Shannon, en ayrıntılı kitapları yazan veya teorileri en karmaşık olan meslektaşlarından hiç bir zaman etkilenmemişti. Onu en çok etkileyen radikal basitlikti. Shannon, 'Karşılaştığınız hemen hemen her sorun, dışsal verilerle harmanlanıyor,' diyor, 've sorunun temeline inebilirseniz, her şeyi daha net görebilirsiniz' diye de ekliyor. Çoğu insan, her zamankinden daha karmaşık kavramlarla başa çıkma yeteneğinin sahip olacak şekilde eğitildi. Sorun ne kadar karmaşıksa, kişi onu çözmek için o kadar akıllı olmalı, değil mi? Shannon, bunun tersinin nasıl doğru olabileceğini görmemize yardımcı oluyor. Sadeliğe ulaşmak, aslında entelektüel açıdan daha zorlu bir çaba gerektiriyor. Sadeliği
asla basitlikle karıştırmayın. Bir şeylerin özüne ulaşmak, damıtmak için üzerinde daha çok çalışmak gerekir.

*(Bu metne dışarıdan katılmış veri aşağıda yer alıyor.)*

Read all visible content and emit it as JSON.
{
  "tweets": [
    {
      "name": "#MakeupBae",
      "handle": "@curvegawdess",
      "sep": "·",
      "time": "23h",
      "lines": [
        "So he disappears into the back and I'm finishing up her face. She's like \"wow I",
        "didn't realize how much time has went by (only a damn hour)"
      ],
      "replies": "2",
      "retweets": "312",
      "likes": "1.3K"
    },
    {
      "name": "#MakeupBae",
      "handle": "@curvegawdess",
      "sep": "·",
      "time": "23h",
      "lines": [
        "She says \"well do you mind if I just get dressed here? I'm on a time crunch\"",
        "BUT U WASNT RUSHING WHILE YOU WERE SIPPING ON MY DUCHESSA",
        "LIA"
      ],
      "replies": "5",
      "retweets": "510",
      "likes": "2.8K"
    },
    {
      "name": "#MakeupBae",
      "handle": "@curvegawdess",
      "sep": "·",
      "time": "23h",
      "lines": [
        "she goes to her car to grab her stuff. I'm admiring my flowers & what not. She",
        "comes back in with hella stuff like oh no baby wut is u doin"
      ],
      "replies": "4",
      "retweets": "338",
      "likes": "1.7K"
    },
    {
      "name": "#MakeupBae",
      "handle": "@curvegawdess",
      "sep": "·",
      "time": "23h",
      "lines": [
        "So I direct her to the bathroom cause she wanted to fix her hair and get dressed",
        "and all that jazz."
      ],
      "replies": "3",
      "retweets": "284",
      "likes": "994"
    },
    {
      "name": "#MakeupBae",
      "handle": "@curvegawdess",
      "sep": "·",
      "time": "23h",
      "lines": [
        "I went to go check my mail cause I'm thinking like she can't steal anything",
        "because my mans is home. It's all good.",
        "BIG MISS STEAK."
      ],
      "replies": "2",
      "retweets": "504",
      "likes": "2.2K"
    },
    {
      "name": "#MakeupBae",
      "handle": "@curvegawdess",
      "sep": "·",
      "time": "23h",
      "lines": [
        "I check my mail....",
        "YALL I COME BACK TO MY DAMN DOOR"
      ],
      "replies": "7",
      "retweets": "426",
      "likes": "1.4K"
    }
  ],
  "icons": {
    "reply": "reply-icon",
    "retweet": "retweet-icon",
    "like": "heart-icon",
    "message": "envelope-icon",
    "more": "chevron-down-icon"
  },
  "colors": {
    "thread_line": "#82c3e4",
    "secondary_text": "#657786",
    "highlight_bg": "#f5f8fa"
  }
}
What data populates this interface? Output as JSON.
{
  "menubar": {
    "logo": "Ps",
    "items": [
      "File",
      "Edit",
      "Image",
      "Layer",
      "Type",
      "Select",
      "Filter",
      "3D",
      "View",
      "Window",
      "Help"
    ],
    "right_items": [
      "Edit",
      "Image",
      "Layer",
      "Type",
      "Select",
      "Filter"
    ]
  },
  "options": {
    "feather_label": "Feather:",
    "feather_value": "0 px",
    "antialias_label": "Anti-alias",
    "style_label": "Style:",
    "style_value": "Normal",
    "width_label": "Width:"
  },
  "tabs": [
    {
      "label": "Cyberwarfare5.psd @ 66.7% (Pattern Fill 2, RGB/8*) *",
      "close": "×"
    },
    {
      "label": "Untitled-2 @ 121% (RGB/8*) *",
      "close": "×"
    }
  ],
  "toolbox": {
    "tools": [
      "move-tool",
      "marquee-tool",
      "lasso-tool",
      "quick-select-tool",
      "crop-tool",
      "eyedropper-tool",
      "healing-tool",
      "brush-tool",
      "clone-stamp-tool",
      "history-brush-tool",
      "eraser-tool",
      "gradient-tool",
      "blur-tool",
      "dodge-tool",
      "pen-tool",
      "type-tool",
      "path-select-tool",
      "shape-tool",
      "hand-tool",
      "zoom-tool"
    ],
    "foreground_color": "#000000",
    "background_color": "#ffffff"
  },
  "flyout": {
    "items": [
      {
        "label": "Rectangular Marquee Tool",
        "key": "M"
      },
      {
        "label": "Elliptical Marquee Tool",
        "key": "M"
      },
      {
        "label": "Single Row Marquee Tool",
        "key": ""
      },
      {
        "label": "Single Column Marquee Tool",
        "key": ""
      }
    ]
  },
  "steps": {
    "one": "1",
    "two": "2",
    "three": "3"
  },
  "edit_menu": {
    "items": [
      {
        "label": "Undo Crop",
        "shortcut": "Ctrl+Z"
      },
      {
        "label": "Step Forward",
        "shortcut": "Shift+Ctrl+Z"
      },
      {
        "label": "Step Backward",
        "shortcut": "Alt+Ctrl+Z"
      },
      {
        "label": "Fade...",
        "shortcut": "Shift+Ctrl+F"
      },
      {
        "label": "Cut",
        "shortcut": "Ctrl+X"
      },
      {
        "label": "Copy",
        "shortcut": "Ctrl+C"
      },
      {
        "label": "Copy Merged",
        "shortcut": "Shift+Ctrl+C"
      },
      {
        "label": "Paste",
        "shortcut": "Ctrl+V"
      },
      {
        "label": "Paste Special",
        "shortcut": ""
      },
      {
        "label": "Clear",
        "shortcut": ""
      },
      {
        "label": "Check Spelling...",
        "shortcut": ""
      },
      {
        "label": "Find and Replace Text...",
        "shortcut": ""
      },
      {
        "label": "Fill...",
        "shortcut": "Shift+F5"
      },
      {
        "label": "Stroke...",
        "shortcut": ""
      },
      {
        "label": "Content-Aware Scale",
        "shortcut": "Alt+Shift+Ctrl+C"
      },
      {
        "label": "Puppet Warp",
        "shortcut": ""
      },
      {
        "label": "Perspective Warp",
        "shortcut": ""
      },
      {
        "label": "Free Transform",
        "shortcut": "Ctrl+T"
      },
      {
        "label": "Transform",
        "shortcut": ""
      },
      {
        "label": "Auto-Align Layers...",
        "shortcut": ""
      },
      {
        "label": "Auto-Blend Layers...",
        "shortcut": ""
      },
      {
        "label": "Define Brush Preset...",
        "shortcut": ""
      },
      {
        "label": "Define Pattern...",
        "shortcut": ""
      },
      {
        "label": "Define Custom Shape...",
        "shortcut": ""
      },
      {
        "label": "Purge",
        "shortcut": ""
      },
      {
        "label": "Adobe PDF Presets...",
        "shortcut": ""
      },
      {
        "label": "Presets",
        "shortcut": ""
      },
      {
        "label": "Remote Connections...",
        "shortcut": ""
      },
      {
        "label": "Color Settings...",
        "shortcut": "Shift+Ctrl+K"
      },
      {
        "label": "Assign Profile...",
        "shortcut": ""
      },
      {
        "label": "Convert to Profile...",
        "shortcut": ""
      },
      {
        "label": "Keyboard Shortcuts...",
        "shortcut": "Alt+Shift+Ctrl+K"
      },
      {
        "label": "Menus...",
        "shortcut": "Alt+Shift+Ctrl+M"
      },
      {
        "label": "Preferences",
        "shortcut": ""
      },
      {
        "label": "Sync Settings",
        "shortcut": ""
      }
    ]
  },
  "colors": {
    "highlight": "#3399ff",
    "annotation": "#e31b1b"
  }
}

10. Statüden daha çok bireysel özgürlüğünüze değer verin.
Shannon, kariyerinin düşündüğünde, 'Yan odada çok fazla ödülüm olmasına rağmen, ödül kazanma fikrinin beni motive ettiğini sanmıyorum. Asla maddi kazanç arzusuyla motive olmuyorum. Sadece bu durumun nasıl olduğunu merak ettim. Kendimi tanımak istediğim için yaptım bunu.’’ Diyor. Hırslı ve yetenekli insanlar için bu durum özellikle zor. Shannon’un örneği insanları bireysel özgürlük konusunda daha bilinçli olmaları konusunda yönlendiriyor aslında. Shannon kendisine hangi disiplinin hayalini kurduğunu keşfetme özgürlüğü verdi ve başka insanları asla umursamadı. Ödüllerin ve onurların peşinde olduğunuzda, çoğu zaman bireysel özgürlüklerinizden uzaklaşırsınız.
11. İlham gelmesi için kendinizi zorlamayın, sizi huzursuz eden şeylerden kendi ilhamınızı yaratın.
Eminim ki herkes oturup ilham gelmesini beklemiştir öyle değil mi? İlham gelmesi için izlenecek en yanlış yol budur. Bunu en açık şekilde anlatanlardan biri ressam Chuck Close'du. Onun dediği gibi, 'İlham amatörler içindir - geri kalanımız sadece gelir ve işe koyulur...' Shannon'ın Bell Labs mühendislerine söylediği gibi, bilimsel bir zihnin en belirgin özelliği ilham değil, daha çok bir 'motivasyon... cevabı bulma arzusu, neyin yarattığını bulma arzusu ile oluşuyor.' Bu temel dürtü bir nevi vazgeçilmezdir. 'Eğer buna sahip değilseniz, dünyadaki tüm eğitime ve zekaya sahip olun, ama soru sormuyorsanız cevaplara asla ulaşamazsınız.’’ Diyor. Sorgulayın. Sizi rahatsız eden şeylere odaklanın. O anlardan kaçmayın. Ne pahasına olursa olsun onları gözünüzün önünde tutun. Emin olun bu negatif durumlar sizin daha büyük ilham kaynağınız olacaktır.